Last term, the secretary of state for education announced plans for non-statutory guidance to support headteachers to ban the use of mobile phones throughout the school day.
As reported by SecEd, this guidance is seen mostly as unnecessary and headline-chasing rather than meaningfully useful given that many schools already ban mobile phones.
However, there have been a number of counterarguments and some pushback by educators and families who have interpreted the advice as “anti-technology”.
Much of my work is immersed in academic research concerned with the uses of digital technology in schools and most of my days are spent in schools working alongside children, teachers, and leaders.
Drawing on my experience, there are three clear reasons why I think that in the current educational and national landscape mobile phones have no place in the classroom.
Understand smartphones vs laptops/tablets
The distinction between mobile phones and laptops or tablets is important because it demarcates a type of use for technology.
Research and presentations about technology-use in schools often overlook this and this leads to generalisations which are inaccurate and unhelpful.
Even research by large international bodies is not immune to this methodological issue. For example, UNESCO (2023) recently published a global monitoring report about technology in education and concluded: “Student use of devices beyond a moderate threshold may have a negative impact on academic performance. A meta-analysis of research on the relationship between student mobile phone use and educational outcomes covering students from pre-primary to higher education in 14 countries found a small negative effect.
“The decline is mostly linked to increased distraction and time spent on non-academic activities during learning hours. Incoming notifications or the mere proximity of a mobile device can be a distraction, resulting in students losing their attention from the task at hand.”

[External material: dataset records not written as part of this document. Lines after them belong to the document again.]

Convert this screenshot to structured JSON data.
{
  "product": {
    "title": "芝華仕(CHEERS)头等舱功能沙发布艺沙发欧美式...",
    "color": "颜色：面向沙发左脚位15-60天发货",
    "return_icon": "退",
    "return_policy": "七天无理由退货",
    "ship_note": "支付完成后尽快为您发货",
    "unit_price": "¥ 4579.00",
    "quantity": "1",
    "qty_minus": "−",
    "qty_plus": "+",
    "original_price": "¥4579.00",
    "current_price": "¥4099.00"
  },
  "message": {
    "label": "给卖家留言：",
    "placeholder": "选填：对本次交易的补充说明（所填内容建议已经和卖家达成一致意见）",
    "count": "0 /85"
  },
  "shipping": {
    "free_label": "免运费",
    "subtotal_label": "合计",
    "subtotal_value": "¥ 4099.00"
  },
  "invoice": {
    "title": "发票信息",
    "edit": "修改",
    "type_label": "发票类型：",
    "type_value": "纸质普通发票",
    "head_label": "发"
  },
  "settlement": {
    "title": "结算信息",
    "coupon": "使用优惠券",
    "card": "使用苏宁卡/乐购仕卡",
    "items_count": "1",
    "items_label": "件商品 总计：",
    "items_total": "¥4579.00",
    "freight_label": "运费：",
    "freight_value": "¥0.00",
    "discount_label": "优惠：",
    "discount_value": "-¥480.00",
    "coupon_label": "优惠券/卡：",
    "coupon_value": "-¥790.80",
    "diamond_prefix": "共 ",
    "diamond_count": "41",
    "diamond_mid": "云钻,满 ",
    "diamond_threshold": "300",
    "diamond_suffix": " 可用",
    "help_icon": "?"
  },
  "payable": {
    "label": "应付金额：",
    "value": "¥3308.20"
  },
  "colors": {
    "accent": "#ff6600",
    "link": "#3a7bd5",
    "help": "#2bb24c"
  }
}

The argument about appropriate volume of use and avoiding the distraction of inappropriate use is a persuasive and justified conclusion, which is certainly backed by both theoretical and empirical evidence.
However, the quote cites “devices”. And yet the evidence cited to support the argument is based upon specific kinds of device (smartphones) and specific kinds of use (e.g. notifications and proximity of a mobile device).
The impact of this lack of precision is manifesting itself in media headlines and portrayals which then influence or at the very least put pressure on policy-makers.
For example, the Guardian (Butler & Farah, 2023) summarised that same UNESCO report thus: “Digital technology as a whole, including artificial intelligence, should always be subservient to a ‘human-centred vision’ of education, and never supplant face-to-face interaction with teachers … excessive or inappropriate student use of technology in the classroom and at home, whether smartphones, tablets or laptops, could be distracting, disruptive and result in a detrimental impact on learning.”